Dalam konferensi pers daring, Iqbal mendesak agar gubernur merevisi keputusan terkait UMSK. “Kami ingin seluruh rekomendasi UMSK yang tadi diabaikan diakui dan ditetapkan untuk tahun 2026,” jelasnya sebagai bentuk tuntutan yang jelas dari pihak buruh.
Akibat Kebijakan yang Tidak Konsisten
Keputusan yang terputus-putus mengenai upah minimum ini berisiko menciptakan ketidakpastian di kalangan buruh. Apabila sistem penetapan upah tidak berjalan dengan adil, para pekerja akan mengalami kesulitan dalam mencari nafkah.

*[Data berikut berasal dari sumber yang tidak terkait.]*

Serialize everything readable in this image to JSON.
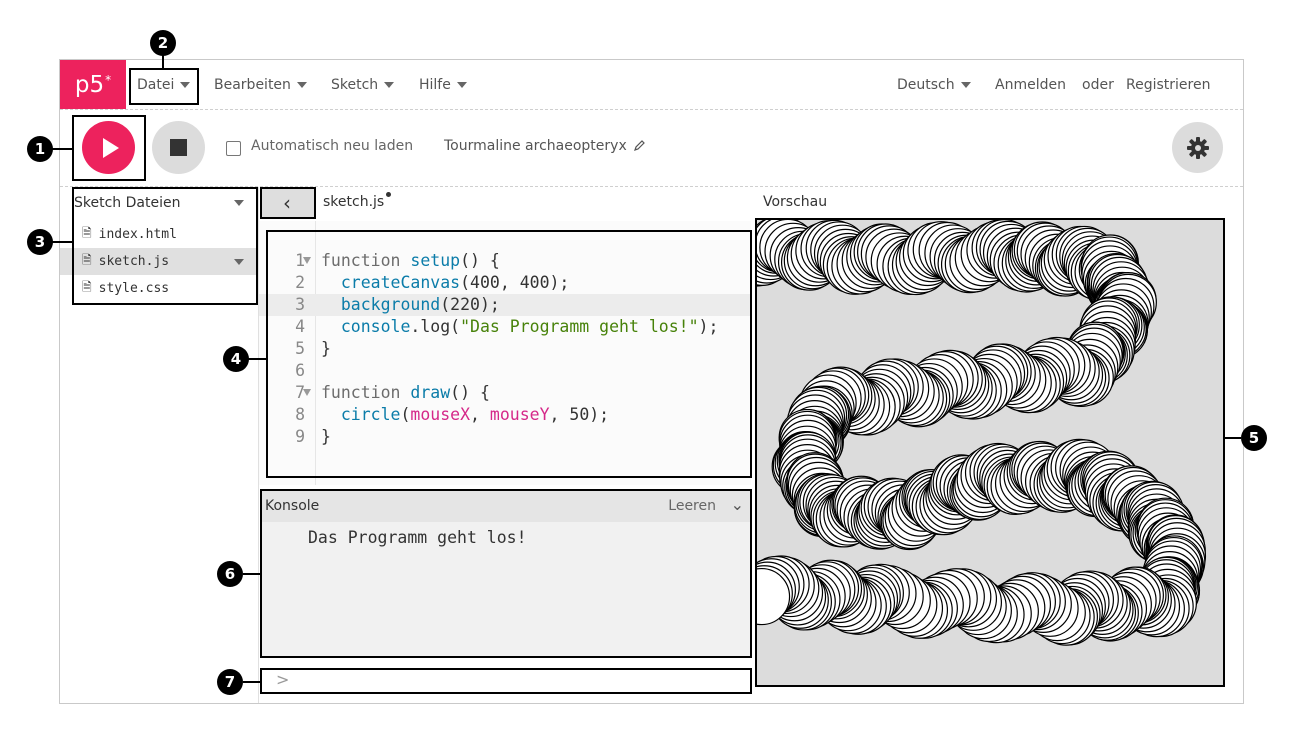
{
  "nav": {
    "logo": "p5",
    "logo_sup": "*",
    "menu": [
      "Datei",
      "Bearbeiten",
      "Sketch",
      "Hilfe"
    ],
    "language": "Deutsch",
    "login": "Anmelden",
    "or": "oder",
    "register": "Registrieren"
  },
  "toolbar": {
    "auto_reload": "Automatisch neu laden",
    "sketch_name": "Tourmaline archaeopteryx",
    "auto_reload_checked": false
  },
  "sidebar": {
    "title": "Sketch Dateien",
    "files": [
      {
        "name": "index.html",
        "selected": false
      },
      {
        "name": "sketch.js",
        "selected": true
      },
      {
        "name": "style.css",
        "selected": false
      }
    ]
  },
  "editor": {
    "tab": "sketch.js",
    "highlighted_line": 3,
    "lines": [
      "1",
      "2",
      "3",
      "4",
      "5",
      "6",
      "7",
      "8",
      "9"
    ]
  },
  "console": {
    "title": "Konsole",
    "clear": "Leeren",
    "message": "Das Programm geht los!",
    "prompt": ">"
  },
  "preview": {
    "label": "Vorschau"
  },
  "callouts": [
    "1",
    "2",
    "3",
    "4",
    "5",
    "6",
    "7"
  ],
  "colors": {
    "accent": "#ed225d",
    "preview_bg": "#dcdcdc"
  }
}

Hal ini juga dapat memicu protes lebih lanjut dari kalangan buruh, yang merasa bahwa hak mereka diabaikan. “Kami tidak akan tinggal diam. Kami akan terus memperjuangkan hak kami,” tegas Suparno, menegaskan komitmen untuk memperjuangkan kesejahteraan para pekerja.
Dengan adanya ketidakpuasan yang meluas, berdasarkan hasil pengamatan, masyarakat akan lebih kritis terhadap kebijakan yang diambil oleh pemerintah. Ini menjadi tanda bahwa buruh tidak hanya mendesak, tetapi juga berhak untuk mendapatkan perhatian dan hak yang sesuai.
Potensi Dialog dan Penyelesaian
Berhadapan dengan kondisi ini, dialog antara pemerintah dan buruh menjadi semakin penting. Pihak pemerintah diharapkan mau mendengarkan aspirasi buruh dan mempertimbangkan setiap rekomendasi yang diajukan dengan bijak.
Suparno mendorong untuk menciptakan dialog yang konstruktif agar semua pihak bisa menemukan solusi. “Kami siap berdialog dengan pemerintah untuk mencari solusi yang adil bagi semua,” ujarnya.
Melalui dialog yang terbuka, diharapkan pemerintah dan buruh bisa mencapai kesepakatan dalam hal penetapan upah yang lebih adil. Ini diharapkan akan berujung pada kebijakan yang lebih baik dan berkelanjutan bagi ekonomi di daerah tersebut.